Chères / Chers collègues,
Je me permets de vous écrire ce message collectif pour vous confier mon sentiment concernant la situation des Langues et Cultures de l´Antiquité et vous proposer quelques pistes de réflexion et d´action.
Je dois bien avouer que, comme certains d´entre vous, avec lesquels j´ai pu échanger ces derniers jours de vive voix, par courriel, téléphone ou sur les réseaux sociaux, j´ai vécu cette nouvelle de la fusion des capes de lettres modernes et de lettres classiques comme un nouveau coup porté à cet enseignement des langues anciennes si cher à nos coeurs. Même si le problème du recrutement des enseignants de langues anciennes était connu de tous (le Capes de Lettres Classiques n´est d´ailleurs pas le seul dans ce cas, ce qui soulève la question plus large de la perte d´attrait du métier d´enseignant) et qu´il fallait bien s´attendre à voir un jour ce concours modifié, une annonce officielle préalable, nous expliquant les bienfaits attendus de cette nouvelle formule, aurait été la bienvenue.
Seul le concours distinct du Capes de lettres classiques disparaît mais pas les Lettres Classiques heureusement, même si le Grec ancien semble bien faire les frais de cette refondation.
On recrutera donc toujours des professeurs de Langues Anciennes, mais qui seront avant tout des professeurs de lettres à option « Lettres Classiques » (on notera au passage que le ministère a préféré le terme d´option à celui de mention qui eût été plus consensuel).
On en recrutera à condition cependant que les candidats choisissent cette option « lettres classiques ». Or si l´on consulte la maquette du nouveau Capes de lettres (cf. tableau synthétique ci-joint), on s´aperçoit très vite que les Lettres Classiques, au lieu d´être mises sur le même plan que les Lettres Modernes ont été complètement enfermées dans leur matière. En effet, tandis que le candidat « Lettres Modernes » aura le choix pour son épreuve orale d´admission entre 4 matières toutes indispensables au professeur de Lettres (latin pour Lettres Modernes, Français Langue Etrangère, littérature et langue françaises, cinéma ou théâtre), le candidat estampillé « Lettres Classiques » n´en aura aucun et devra obligatoirement passer son épreuve orale d´analyse d´une situation professionnelle dans sa discipline des Langues et Cultures de l´Antiquité. Demandons-nous également quel type de professeurs de lettres vont préférer les chefs d´établissement : un professeur de langues anciennes sans autre spécialité, ou un professeur de lettres qui pourra se charger d´un groupe FLE, d´une option cinéma ou théâtre, ou qui aura quelques connaissances en latin avec son option « latin pour lettres modernes ».

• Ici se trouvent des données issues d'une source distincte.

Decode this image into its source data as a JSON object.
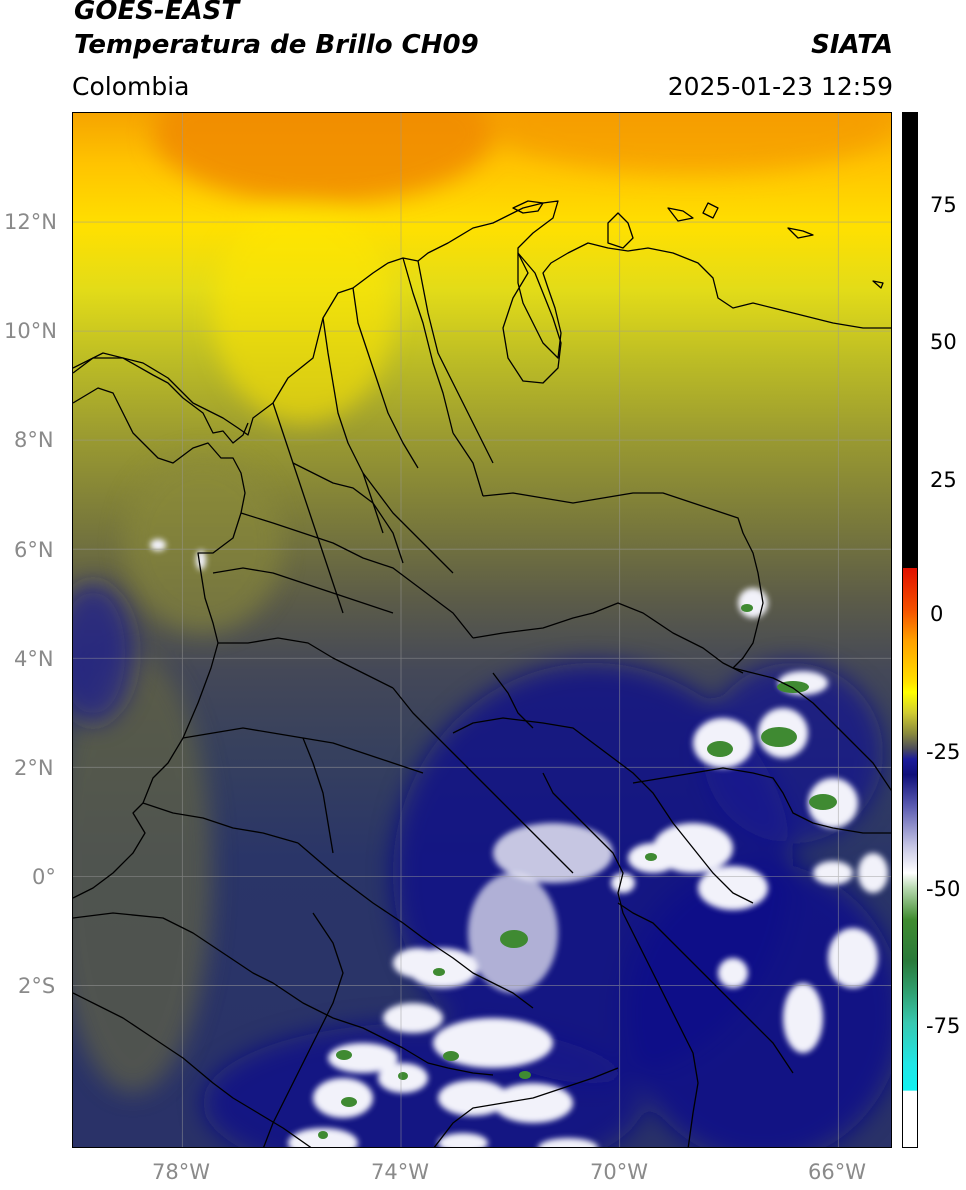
{
  "header": {
    "satellite": "GOES-EAST",
    "product": "Temperatura de Brillo CH09",
    "region": "Colombia",
    "agency": "SIATA",
    "datetime": "2025-01-23 12:59"
  },
  "axes": {
    "lat_ticks": [
      "12°N",
      "10°N",
      "8°N",
      "6°N",
      "4°N",
      "2°N",
      "0°",
      "2°S"
    ],
    "lon_ticks": [
      "78°W",
      "74°W",
      "70°W",
      "66°W"
    ]
  },
  "colorbar": {
    "labels": [
      "75",
      "50",
      "25",
      "0",
      "-25",
      "-50",
      "-75"
    ]
  },
  "map": {
    "extent_lon": [
      -80,
      -65
    ],
    "extent_lat": [
      -5,
      14
    ],
    "background_color": "#2a3268",
    "coast_color": "#000000",
    "grid_color": "#9a9a9a"
  }
}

Cette situation est un véritable camouflet de la part du Ministère, d´autant plus après la belle réussite en 2012 de la rencontre Langues Anciennes – Mondes modernes (organisée de main de maître par le groupe de Lettres de l´IG au Lycée Louis le Grand) et du Prix Jacqueline de Romilly (108 projets déposés tout de même pour sa première édition) qui ont prouvé à tous, si besoin était, la modernité pédagogique, la capacité d´innovation et l´ouverture pluridisciplinaire des langues et cultures de l´Antiquité.
Hasard des calendriers ou non, on remarquera que cette réorganisation du Capes de lettres des plus conservatrices (les lettres ne sont d´ailleurs pas les seules concernées), intervient de surcroît seulement quelques jours après la publication de deux documents qui étaient venus ensoleiller – un court instant seulement – le paysage des lettres classiques : le rapport sur les « Humanités au centre de l´excellence scolaire et professionnelle » remis par le Centre d´Analyse Stratégique au Premier Ministre, et le nouveau texte d´orientation pour l´enseignement des LCA rédigé par l´IGEN Catherine Klein et ouvrant des perspectives qui ne pouvaient que réjouir les enseignants de langues anciennes.

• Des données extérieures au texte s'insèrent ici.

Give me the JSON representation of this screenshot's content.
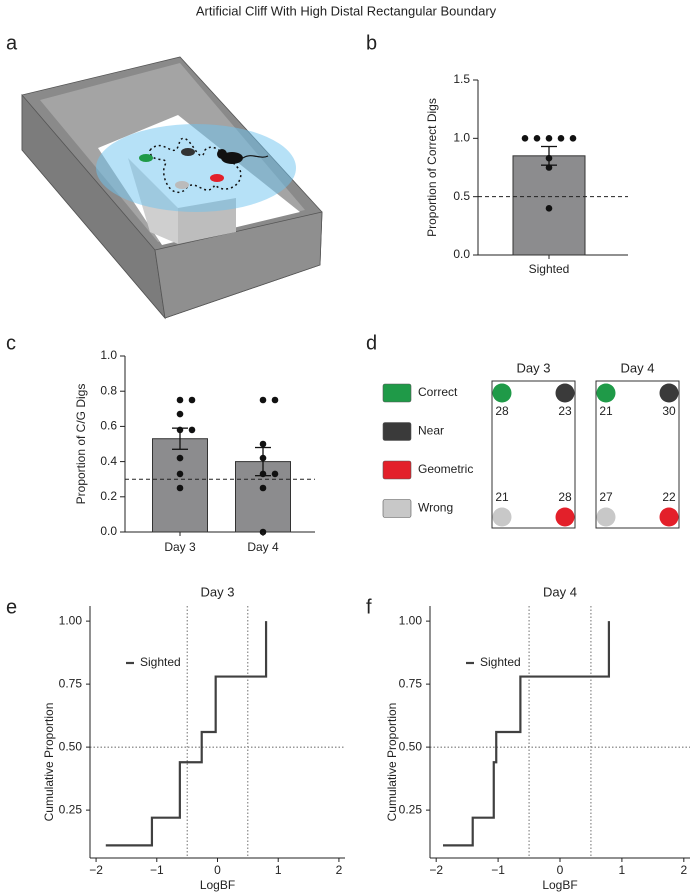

Quoi qu´on puisse en dire, cette optionnalisation et cet enfermement des Lettres Classiques sur elles-mêmes, à l´heure où les missions du professeur de lettres sont de plus en plus nombreuses et techniques, ne facilitera pas, bien au contraire, le recrutement déjà problématique des enseignants de langues anciennes. Même les Inspecteurs commencent à s´en émouvoir : si l´on ne souhaite pas voir les langues anciennes disparaître dans un avenir très proche, il est temps de réagir et de réagir vite. Certes cette nouvelle maquette a été publiée au journal officiel, mais nous ne pouvons rester les bras croisés en nous contentant d´un alea jacta est. Il serait d´ailleurs assez contre-productif de se morfondre dans le pessimisme et de jouer les pleureuses grecques, ce qui a tendance à chaque fois à nous faire passer pour des enseignants corporatistes et réactionnaires, ce que nous ne sommes pas.
Cette mobilisation doit être non pas seulement celle des associations de professeurs, mais celle de toutes celles et ceux qui pensent que l´étude des langues et cultures de l´Antiquité font encore sens aujourd´hui et nous permettent de mieux comprendre et de mieux vivre dans le monde moderne : enseignants de toutes matières et de tous niveaux, élèves, parents d´élèves, associations patrimoniales ou simples amateurs passionnés d´Antiquité.
Mais comment agir me direz-vous, avant que les congés estivaux ne viennent étouffer en chacun de nous toute vélléité de révolte ? En ce qui me concerne, je vois trois moyens d´action.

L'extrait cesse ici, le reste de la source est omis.